Holmes eventually determined that the amount of loss was $939,389 -- the difference between the amount of commissions Stephens received during the bribe period and the amount received by the broker with the second-highest commission. Stephens was working for St. Bernard's Financial Services of Russellville at the time, but has said the company didn't know about the bribes.
Still, Holmes agreed that the sentence range suggested by the guidelines for that amount of loss was too steep in Shoffner's case, where the possibility of her committing another crime "is as close to zero as it could be," and where there is no need to protect the public. He noted that a strictly probationary sentence might prompt a prosecution by state officials, and said that Shoffner, at age 71, would be better off in a specific federal prison in Fort Worth, which has a hospital attached, than in a halfway house.
Holmes also said he has struggled for some time to understand "how all this relates to the principle of federalism," noting that the case involves the treasurer's office of the state -- a sovereign entity. While acknowledging that federal jurisdiction of the case was proper, Holmes nonetheless questioned the decision to prosecute the case in federal court instead of state court. He noted that the state could better determine the seriousness of the crime, and thus the penalty, while he couldn't see any impact on federal interests, such as interstate commerce.
Holmes said he did some research and discovered that the state charge of abuse of public trust, a Class D felony punishable by up to six years in prison, "clearly fits this crime and is exactly on point."
Thyer said later that his office makes decisions every day, in consultation with state officials, on whether cases should be prosecuted in federal or state court. He said the distance between his federal office and Shoffner's state office created more of an appearance of neutrality, noting that some observers could have questioned the state's ability to investigate itself.

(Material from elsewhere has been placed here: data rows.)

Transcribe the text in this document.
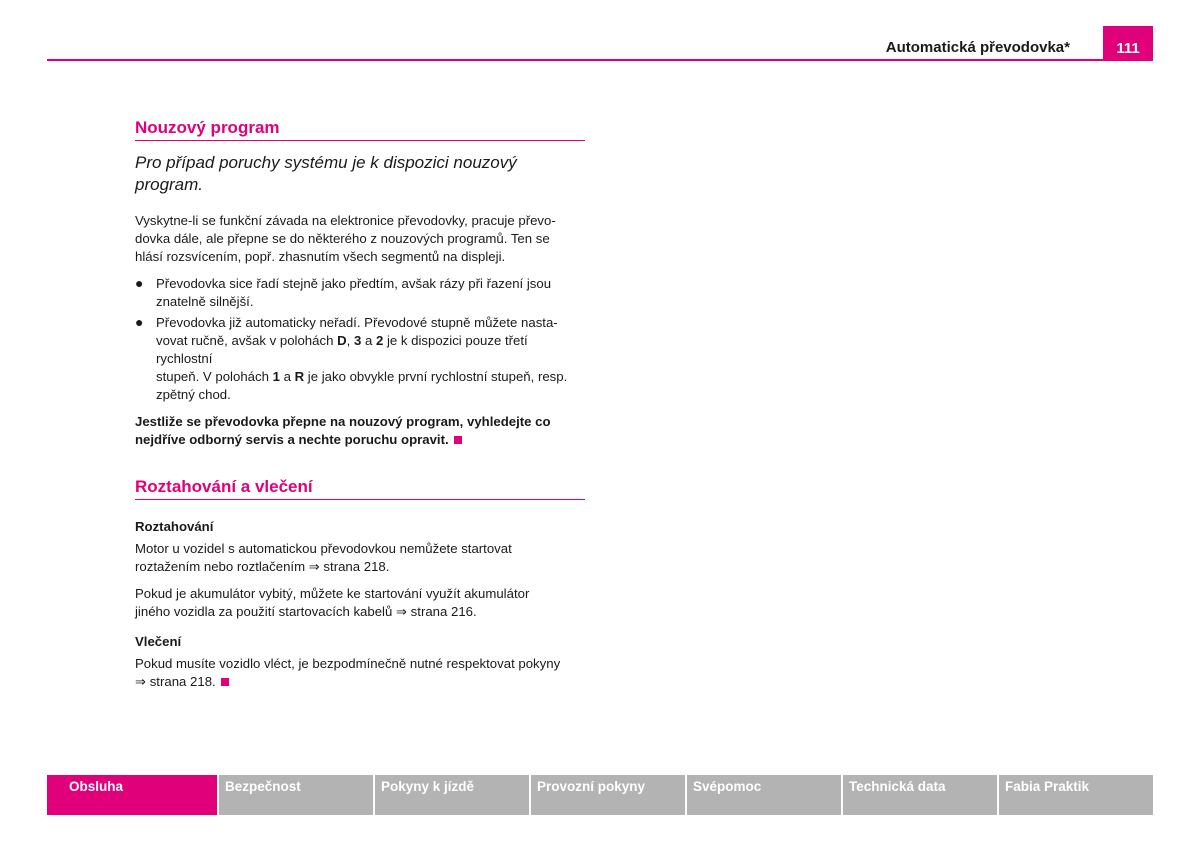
Automatická převodovka*	111
Nouzový program

Pro případ poruchy systému je k dispozici nouzový program.

Vyskytne-li se funkční závada na elektronice převodovky, pracuje převo-
dovka dále, ale přepne se do některého z nouzových programů. Ten se
hlásí rozsvícením, popř. zhasnutím všech segmentů na displeji.

● Převodovka sice řadí stejně jako předtím, avšak rázy při řazení jsou
znatelně silnější.
● Převodovka již automaticky neřadí. Převodové stupně můžete nasta-
vovat ručně, avšak v polohách D, 3 a 2 je k dispozici pouze třetí rychlostní
stupeň. V polohách 1 a R je jako obvykle první rychlostní stupeň, resp.
zpětný chod.

Jestliže se převodovka přepne na nouzový program, vyhledejte co
nejdříve odborný servis a nechte poruchu opravit.

Roztahování a vlečení

Roztahování

Motor u vozidel s automatickou převodovkou nemůžete startovat
roztažením nebo roztlačením ⇒ strana 218.

Pokud je akumulátor vybitý, můžete ke startování využít akumulátor
jiného vozidla za použití startovacích kabelů ⇒ strana 216.

Vlečení

Pokud musíte vozidlo vléct, je bezpodmínečně nutné respektovat pokyny
⇒ strana 218.

Obsluha	Bezpečnost	Pokyny k jízdě	Provozní pokyny	Svépomoc	Technická data	Fabia Praktik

While some have criticized prosecutors for granting Stephens immunity to help prosecute Shoffner and testify as the star witness against her, Thyer said outside the courthouse Friday that he didn't have much of a choice despite Stephens' participation in the crime. Thyer said he needed Stephens' cooperation and, because she was an elected official, he considered Shoffner the more culpable of the two.

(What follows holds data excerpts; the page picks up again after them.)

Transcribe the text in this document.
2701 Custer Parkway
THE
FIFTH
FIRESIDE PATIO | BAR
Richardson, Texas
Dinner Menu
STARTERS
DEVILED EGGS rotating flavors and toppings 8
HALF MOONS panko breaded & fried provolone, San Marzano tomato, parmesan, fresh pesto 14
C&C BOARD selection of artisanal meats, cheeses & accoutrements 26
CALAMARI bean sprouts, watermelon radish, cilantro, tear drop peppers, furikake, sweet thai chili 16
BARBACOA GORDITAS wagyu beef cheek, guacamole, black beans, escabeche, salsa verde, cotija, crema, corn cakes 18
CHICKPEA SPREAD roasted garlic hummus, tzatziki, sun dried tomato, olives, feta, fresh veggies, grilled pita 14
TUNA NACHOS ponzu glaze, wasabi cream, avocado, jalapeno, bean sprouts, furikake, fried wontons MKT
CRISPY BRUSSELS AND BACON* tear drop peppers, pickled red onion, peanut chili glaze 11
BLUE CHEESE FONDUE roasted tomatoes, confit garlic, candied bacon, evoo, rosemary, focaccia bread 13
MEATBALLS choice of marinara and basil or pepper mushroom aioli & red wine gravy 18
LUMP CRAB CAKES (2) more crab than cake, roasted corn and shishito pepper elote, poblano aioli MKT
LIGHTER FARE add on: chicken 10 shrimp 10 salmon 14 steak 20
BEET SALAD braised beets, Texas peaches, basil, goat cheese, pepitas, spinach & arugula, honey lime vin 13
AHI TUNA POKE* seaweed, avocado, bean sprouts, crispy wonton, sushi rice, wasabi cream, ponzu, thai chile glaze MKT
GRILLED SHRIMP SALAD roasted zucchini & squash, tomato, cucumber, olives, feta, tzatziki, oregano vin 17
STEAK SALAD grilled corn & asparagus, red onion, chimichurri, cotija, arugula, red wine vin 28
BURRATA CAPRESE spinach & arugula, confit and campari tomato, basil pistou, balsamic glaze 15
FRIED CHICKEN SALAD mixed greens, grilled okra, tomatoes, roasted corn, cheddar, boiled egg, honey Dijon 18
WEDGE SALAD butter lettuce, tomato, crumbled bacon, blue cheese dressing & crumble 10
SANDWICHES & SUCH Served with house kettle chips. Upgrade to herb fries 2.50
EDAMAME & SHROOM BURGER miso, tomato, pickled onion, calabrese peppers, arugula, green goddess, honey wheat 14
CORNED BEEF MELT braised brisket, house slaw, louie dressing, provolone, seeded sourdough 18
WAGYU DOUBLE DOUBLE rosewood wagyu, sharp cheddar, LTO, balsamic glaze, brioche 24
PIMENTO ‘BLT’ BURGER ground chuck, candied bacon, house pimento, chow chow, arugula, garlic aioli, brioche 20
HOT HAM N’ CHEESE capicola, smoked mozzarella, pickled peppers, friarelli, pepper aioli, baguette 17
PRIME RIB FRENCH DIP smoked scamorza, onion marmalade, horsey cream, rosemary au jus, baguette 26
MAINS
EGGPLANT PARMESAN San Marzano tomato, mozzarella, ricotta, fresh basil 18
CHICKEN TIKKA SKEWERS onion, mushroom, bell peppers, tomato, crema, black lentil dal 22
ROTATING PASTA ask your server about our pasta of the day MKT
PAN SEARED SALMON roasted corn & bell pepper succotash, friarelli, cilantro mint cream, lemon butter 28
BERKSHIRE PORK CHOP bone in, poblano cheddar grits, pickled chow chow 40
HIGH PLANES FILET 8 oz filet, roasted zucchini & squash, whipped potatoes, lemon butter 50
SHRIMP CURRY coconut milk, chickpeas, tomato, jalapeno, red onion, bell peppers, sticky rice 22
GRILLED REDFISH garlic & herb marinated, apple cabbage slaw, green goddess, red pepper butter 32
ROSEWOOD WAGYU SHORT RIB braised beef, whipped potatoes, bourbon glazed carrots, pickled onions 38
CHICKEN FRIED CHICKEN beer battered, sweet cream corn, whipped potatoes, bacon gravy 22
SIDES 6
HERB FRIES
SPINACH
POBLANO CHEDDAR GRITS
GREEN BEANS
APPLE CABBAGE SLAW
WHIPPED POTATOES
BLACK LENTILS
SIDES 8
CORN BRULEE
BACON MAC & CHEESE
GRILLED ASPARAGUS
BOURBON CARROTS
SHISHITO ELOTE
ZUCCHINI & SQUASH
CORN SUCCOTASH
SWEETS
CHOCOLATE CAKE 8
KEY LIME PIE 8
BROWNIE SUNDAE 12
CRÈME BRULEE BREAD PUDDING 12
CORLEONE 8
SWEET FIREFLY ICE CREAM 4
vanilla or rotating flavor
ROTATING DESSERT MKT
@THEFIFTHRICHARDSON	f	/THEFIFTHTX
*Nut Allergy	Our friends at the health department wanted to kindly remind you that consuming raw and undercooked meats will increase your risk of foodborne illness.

The state Securities Commission has fined Stephens $20,000, which he has so far refused to pay, for violating regulatory laws through some of his dealings with the treasurer's office. Stephens was stripped of his broker's license in April.

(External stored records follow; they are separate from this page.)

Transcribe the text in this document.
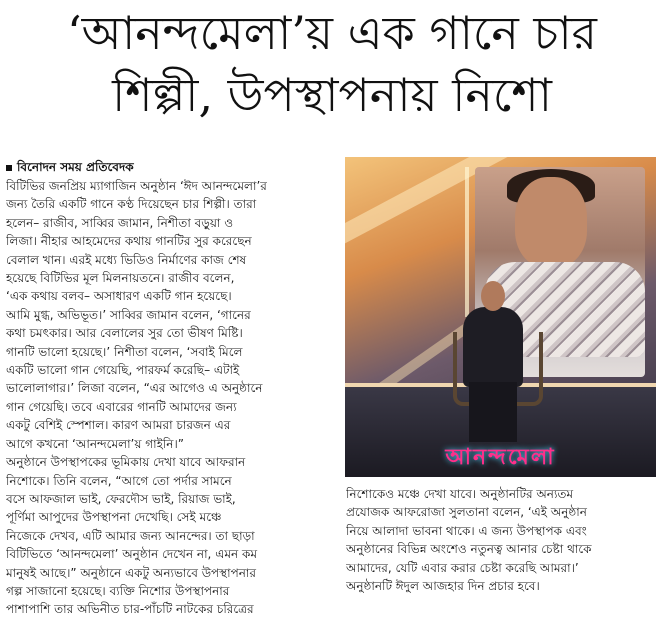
‘আনন্দমেলা’য় এক গানে চার
শিল্পী, উপস্থাপনায় নিশো
বিনোদন সময় প্রতিবেদক

বিটিভির জনপ্রিয় ম্যাগাজিন অনুষ্ঠান ‘ঈদ আনন্দমেলা’র

জন্য তৈরি একটি গানে কণ্ঠ দিয়েছেন চার শিল্পী। তারা

হলেন– রাজীব, সাব্বির জামান, নিশীতা বড়ুয়া ও

লিজা। নীহার আহমেদের কথায় গানটির সুর করেছেন

বেলাল খান। এরই মধ্যে ভিডিও নির্মাণের কাজ শেষ

হয়েছে বিটিভির মূল মিলনায়তনে। রাজীব বলেন,

‘এক কথায় বলব– অসাধারণ একটি গান হয়েছে।

আমি মুগ্ধ, অভিভূত।’ সাব্বির জামান বলেন, ‘গানের

কথা চমৎকার। আর বেলালের সুর তো ভীষণ মিষ্টি।

গানটি ভালো হয়েছে।’ নিশীতা বলেন, ‘সবাই মিলে

একটি ভালো গান গেয়েছি, পারফর্ম করেছি– এটাই

ভালোলাগার।’ লিজা বলেন, “এর আগেও এ অনুষ্ঠানে

গান গেয়েছি। তবে এবারের গানটি আমাদের জন্য

একটু বেশিই স্পেশাল। কারণ আমরা চারজন এর

আগে কখনো ‘আনন্দমেলা’য় গাইনি।”

অনুষ্ঠানে উপস্থাপকের ভূমিকায় দেখা যাবে আফরান

নিশোকে। তিনি বলেন, “আগে তো পর্দার সামনে

বসে আফজাল ভাই, ফেরদৌস ভাই, রিয়াজ ভাই,

পূর্ণিমা আপুদের উপস্থাপনা দেখেছি। সেই মঞ্চে

নিজেকে দেখব, এটি আমার জন্য আনন্দের। তা ছাড়া

বিটিভিতে ‘আনন্দমেলা’ অনুষ্ঠান দেখেন না, এমন কম

মানুষই আছে।” অনুষ্ঠানে একটু অন্যভাবে উপস্থাপনার

গল্প সাজানো হয়েছে। ব্যক্তি নিশোর উপস্থাপনার

পাশাপাশি তার অভিনীত চার-পাঁচটি নাটকের চরিত্রের

আনন্দমেলা

নিশোকেও মঞ্চে দেখা যাবে। অনুষ্ঠানটির অন্যতম

প্রযোজক আফরোজা সুলতানা বলেন, ‘এই অনুষ্ঠান

নিয়ে আলাদা ভাবনা থাকে। এ জন্য উপস্থাপক এবং

অনুষ্ঠানের বিভিন্ন অংশেও নতুনত্ব আনার চেষ্টা থাকে

আমাদের, যেটি এবার করার চেষ্টা করেছি আমরা।’

অনুষ্ঠানটি ঈদুল আজহার দিন প্রচার হবে।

Shoffner met Stephens, now 54, through his father, Steve Stephens, 85, who also was from Newport and was a lifelong friend of the Shoffner family. Stephens acknowledged from the witness stand that he earned $2.5 million in commissions through 85 trades he conducted on behalf of the treasurer's office between July 2009 and December 2012 -- including a period before he began paying Shoffner.
Stephens was a reluctant star witness, saying he and Shoffner never discussed a particular plan for payments in exchange for bond business. He indicated they had an unspoken agreement to help each other, although they did agree on $1,000-a-month payments, in six-month increments, to cover her rent on a Little Rock apartment.
The arrangement began when a downtown building in which Shoffner had been living rent-free, in exchange for watching over it, was foreclosed on. Stephens said Shoffner first suggested that he buy the building and allow her to continue living there rent-free, but he decided against buying the dilapidated building, instead offering to pay her enough to keep an apartment in Little Rock.